My Body - A Few Steps In
Going back to record how I'm doing in my journal has been so helpful to me. It helps me to see where I have gained ground and be careful not to lose it. It also helps me to realise that being out of routine due to sickness or travelling doesn't mean all is lost. It helps me to see the bigger picture and to make sure that, overall, I am making progress. I have included a few random excerpts from selected journal entries so you can see what I mean:
Week 3: Been an okay start for the first two weeks. Have only managed to exercise twice a week. Had a lovely run today. I feel so free and happy when I get to run outdoors. I'm proud of how I push myself and feel a great sense of accomplishment even though the exercise itself is minimal - but I think it is the right start.
Week 4: I'd like to find out more abut a natural diet without refined substrates. What is the affordability and simplicity?
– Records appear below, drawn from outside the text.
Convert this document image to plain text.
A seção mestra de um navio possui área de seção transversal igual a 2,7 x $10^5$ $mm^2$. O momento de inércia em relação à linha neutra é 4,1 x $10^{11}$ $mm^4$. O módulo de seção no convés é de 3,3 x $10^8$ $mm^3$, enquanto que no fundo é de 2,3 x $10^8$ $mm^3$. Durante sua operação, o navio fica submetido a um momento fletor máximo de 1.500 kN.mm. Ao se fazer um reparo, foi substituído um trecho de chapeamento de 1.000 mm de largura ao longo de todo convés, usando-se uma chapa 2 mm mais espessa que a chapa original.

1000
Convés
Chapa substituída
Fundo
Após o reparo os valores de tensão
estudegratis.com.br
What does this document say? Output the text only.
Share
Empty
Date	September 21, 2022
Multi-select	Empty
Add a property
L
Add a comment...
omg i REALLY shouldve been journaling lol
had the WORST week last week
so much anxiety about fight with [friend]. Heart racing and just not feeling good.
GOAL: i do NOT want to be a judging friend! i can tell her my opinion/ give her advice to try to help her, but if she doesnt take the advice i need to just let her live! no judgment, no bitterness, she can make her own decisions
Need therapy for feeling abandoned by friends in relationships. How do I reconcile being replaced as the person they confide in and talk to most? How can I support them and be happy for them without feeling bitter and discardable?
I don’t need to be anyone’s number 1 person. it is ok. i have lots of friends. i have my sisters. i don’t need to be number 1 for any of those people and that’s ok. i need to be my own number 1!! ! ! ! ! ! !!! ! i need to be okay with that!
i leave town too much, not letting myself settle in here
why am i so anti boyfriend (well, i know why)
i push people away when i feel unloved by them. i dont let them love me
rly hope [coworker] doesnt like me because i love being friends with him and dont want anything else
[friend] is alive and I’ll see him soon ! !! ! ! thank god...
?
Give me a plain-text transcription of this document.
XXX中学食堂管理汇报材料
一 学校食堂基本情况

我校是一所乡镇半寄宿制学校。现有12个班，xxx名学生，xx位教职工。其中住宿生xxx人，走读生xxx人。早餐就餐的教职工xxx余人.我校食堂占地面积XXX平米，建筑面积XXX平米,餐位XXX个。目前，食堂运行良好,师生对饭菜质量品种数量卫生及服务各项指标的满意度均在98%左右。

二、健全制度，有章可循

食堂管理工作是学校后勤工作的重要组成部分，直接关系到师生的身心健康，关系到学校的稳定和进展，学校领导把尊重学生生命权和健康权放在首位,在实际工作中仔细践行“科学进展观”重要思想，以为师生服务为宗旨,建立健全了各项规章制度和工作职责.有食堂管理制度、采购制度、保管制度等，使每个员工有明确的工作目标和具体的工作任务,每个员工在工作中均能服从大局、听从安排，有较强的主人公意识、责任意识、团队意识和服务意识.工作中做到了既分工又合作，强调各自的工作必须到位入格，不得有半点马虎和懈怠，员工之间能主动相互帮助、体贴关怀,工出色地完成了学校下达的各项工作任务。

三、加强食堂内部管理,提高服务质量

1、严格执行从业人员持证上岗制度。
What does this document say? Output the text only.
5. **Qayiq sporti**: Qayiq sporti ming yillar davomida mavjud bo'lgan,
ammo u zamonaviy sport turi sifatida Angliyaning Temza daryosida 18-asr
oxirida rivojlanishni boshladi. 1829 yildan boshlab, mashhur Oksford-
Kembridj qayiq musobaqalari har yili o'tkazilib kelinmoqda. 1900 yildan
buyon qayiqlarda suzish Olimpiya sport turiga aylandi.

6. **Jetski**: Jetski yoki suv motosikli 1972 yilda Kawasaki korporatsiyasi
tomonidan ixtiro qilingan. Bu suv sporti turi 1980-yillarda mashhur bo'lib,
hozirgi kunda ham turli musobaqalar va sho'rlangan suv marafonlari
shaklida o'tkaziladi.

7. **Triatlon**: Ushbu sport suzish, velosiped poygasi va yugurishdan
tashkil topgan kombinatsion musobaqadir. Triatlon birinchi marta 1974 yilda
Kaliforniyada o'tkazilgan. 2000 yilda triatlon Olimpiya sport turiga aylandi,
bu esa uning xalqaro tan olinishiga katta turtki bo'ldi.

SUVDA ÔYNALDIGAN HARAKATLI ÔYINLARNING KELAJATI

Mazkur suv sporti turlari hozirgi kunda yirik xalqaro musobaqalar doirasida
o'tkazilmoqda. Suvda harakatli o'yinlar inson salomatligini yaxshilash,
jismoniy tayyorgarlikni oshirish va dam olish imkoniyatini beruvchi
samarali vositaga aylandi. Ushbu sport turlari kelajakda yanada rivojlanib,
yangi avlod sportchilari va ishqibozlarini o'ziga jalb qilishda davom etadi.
Week 5: Been running well - 5km 3x week. I'm enjoying that and have been very consistent. What a shocking weekend of eating though, with two kids' parties! I have noticed that I eat without thinking about it. But writing about it brings it into the 'decision-making' part of my brain, which feels consequential. Hopefully that will be helpful.
Week 10: I have had terrible flu and shingles for a month. I am starting again slowly with my exercise. Just walked for the last few days, and managed a little "wog" (walk-jog) today.
You get the picture. Being mindful and intentional means progress is more likely.
Project-40 - Let’s Do It
When I’m on the treadmill, and I just want to quit, I think all the way back to the day when I was trying to rescue Tyden from the sea. I imagine I’m running through the waves towards the shore with him in my arms, trying to run him to safety, only this time I’m strong enough to manage. Or I picture people in my life who I want to be able to help, and I imagine that I am doing resistance training by dragging them along behind me. If I am strong, I can pull others. I can make room for them to come this way. It helps me keep going.
Project-40 began with a question I asked myself: Will I settle into a complacent acceptance of being beyond my twenties and early thirties, where health was a given and strength was inherent? Or will I start a new fight, a fight for the kind of strength and endurance that will carry me though into a graceful old age?
I realised that I was not ready to accept that I was not physically able to do what was necessary to snatch my son from the sea. My battles are nowhere near done - I have countless battles yet to win. It was time for me to kick into training - to train for the long race, to start training for the kind of grownup life I wanted to live. And so Project-40 was born.